5.05.2006

V

V. Penso que, apesar de tudo, ainda não te conheço. Que o teu corpo é ainda uma incógnita na ideia que dele faço. Conheço-te tão bem como conheço os pássaros que afago na concha dos dedos. Mas não lhes sei o interior, a alma, o desejo visceral de viver: a sua fome, a sua sede: de onde nascem e quando se saciam. És um mundo inteiro perto de mim – que desconheço –, fonte de calor e bafo de prazer nas horas da noite. Não sei o que te dizes quando te calas, quando me olhas sem dizer nada. O que decifro em ti são os teus olhos, a tua face subitamente transformada em vale aberto de sorrisos, de lágrimas e de outros estados de alma que não sei dizer aqui.
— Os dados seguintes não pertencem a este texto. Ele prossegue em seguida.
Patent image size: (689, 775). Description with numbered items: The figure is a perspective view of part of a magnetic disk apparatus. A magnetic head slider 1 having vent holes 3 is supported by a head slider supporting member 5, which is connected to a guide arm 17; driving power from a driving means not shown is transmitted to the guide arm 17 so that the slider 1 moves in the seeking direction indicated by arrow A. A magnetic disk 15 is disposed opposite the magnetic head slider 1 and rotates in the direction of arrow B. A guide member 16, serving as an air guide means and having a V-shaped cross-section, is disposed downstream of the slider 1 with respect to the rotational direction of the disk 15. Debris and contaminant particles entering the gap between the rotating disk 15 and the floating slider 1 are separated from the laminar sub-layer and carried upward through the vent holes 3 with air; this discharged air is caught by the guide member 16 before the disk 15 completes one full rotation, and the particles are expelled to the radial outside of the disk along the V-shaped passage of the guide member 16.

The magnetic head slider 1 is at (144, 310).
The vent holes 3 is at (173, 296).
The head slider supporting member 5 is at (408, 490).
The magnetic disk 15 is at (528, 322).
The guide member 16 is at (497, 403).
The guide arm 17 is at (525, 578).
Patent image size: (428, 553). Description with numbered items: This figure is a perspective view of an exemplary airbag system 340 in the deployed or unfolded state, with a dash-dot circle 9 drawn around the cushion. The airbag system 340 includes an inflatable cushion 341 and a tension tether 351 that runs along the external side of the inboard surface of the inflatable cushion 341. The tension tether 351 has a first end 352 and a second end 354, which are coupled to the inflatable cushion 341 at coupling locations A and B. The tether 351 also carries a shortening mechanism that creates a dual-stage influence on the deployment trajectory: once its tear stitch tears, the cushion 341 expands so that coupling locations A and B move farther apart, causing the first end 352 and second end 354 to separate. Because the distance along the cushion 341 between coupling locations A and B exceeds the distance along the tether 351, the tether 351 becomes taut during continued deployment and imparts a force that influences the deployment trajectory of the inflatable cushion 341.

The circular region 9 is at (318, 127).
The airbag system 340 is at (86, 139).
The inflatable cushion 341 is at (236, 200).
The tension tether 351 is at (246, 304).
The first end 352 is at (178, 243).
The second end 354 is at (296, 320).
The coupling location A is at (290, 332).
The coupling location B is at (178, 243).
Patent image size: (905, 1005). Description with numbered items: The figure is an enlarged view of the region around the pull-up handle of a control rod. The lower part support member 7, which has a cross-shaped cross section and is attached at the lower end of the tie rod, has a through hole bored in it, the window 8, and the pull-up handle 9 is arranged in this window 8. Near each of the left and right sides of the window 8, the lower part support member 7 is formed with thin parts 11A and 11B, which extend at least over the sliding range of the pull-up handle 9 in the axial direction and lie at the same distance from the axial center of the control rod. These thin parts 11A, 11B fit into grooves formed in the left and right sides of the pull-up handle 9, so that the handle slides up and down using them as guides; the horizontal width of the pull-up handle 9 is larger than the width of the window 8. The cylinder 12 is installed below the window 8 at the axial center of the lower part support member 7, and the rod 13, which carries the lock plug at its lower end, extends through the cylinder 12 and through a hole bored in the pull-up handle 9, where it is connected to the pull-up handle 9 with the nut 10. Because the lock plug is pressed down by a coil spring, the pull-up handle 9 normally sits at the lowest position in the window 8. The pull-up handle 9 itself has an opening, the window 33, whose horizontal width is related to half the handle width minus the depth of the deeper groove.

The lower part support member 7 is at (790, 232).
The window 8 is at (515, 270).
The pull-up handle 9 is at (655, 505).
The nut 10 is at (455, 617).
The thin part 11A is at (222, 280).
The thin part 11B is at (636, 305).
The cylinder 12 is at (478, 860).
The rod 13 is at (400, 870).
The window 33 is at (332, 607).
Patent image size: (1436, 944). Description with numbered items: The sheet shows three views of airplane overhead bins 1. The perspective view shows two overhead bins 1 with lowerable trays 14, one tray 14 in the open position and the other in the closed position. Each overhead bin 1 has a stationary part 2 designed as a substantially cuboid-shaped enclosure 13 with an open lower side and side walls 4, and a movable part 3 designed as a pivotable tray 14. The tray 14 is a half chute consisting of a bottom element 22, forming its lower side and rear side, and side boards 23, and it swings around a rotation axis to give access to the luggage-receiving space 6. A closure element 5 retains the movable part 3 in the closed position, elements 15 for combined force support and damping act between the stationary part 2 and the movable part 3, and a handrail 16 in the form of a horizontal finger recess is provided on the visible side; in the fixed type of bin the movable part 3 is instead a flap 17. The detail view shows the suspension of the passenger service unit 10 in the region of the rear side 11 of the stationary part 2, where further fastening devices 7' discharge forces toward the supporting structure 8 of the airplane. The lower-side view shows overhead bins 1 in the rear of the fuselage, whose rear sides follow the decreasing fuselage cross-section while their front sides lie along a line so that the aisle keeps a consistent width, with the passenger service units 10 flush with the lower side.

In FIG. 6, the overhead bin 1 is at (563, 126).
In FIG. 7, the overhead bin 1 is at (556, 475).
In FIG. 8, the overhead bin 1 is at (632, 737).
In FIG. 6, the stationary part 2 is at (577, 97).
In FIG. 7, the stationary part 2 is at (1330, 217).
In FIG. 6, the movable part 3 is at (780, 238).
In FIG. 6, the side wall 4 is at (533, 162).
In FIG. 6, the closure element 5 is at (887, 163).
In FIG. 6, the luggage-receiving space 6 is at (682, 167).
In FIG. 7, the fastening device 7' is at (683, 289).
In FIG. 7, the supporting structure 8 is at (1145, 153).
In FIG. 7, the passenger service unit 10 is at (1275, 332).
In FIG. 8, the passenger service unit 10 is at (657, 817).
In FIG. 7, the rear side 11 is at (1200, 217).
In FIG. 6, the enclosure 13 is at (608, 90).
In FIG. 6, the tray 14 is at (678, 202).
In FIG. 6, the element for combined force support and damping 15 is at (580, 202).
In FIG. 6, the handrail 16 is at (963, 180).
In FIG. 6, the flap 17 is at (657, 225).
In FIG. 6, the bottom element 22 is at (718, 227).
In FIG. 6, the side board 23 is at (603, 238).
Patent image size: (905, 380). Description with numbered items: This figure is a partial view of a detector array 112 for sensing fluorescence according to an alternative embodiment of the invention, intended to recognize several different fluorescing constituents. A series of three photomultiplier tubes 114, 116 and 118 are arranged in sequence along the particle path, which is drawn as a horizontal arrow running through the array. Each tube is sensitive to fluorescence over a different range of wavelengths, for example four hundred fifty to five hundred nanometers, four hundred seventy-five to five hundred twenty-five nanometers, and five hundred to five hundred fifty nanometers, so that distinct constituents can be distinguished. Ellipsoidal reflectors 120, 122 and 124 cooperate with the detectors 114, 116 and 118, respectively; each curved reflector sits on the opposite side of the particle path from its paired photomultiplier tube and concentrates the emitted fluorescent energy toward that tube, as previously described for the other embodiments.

Pronuncio-te, e revivem no meu corpo sensações firmes que descobri ao teu lado e em ti. Proliferas na atmosfera que respiro, e não me canso de repetir palavras tuas se não estás, e de fundir em cores, no mapa das palavras, tudo o que és e alimentas em mim, teu protegido e protector. Há árvores que me lembram tudo o que és: braços estendidos e livres, dirigidos ao infinito de uma altura que não se mede, propondo a liberdade dos corpos e das formas; da alma e dos sentimentos. Procuro-te, por isso, nos jardins, nos bosques livres e nos musgos das pedras; nas carcódias dos pinhos bravos e nos carvalhais de Outono, libertos de folhagem.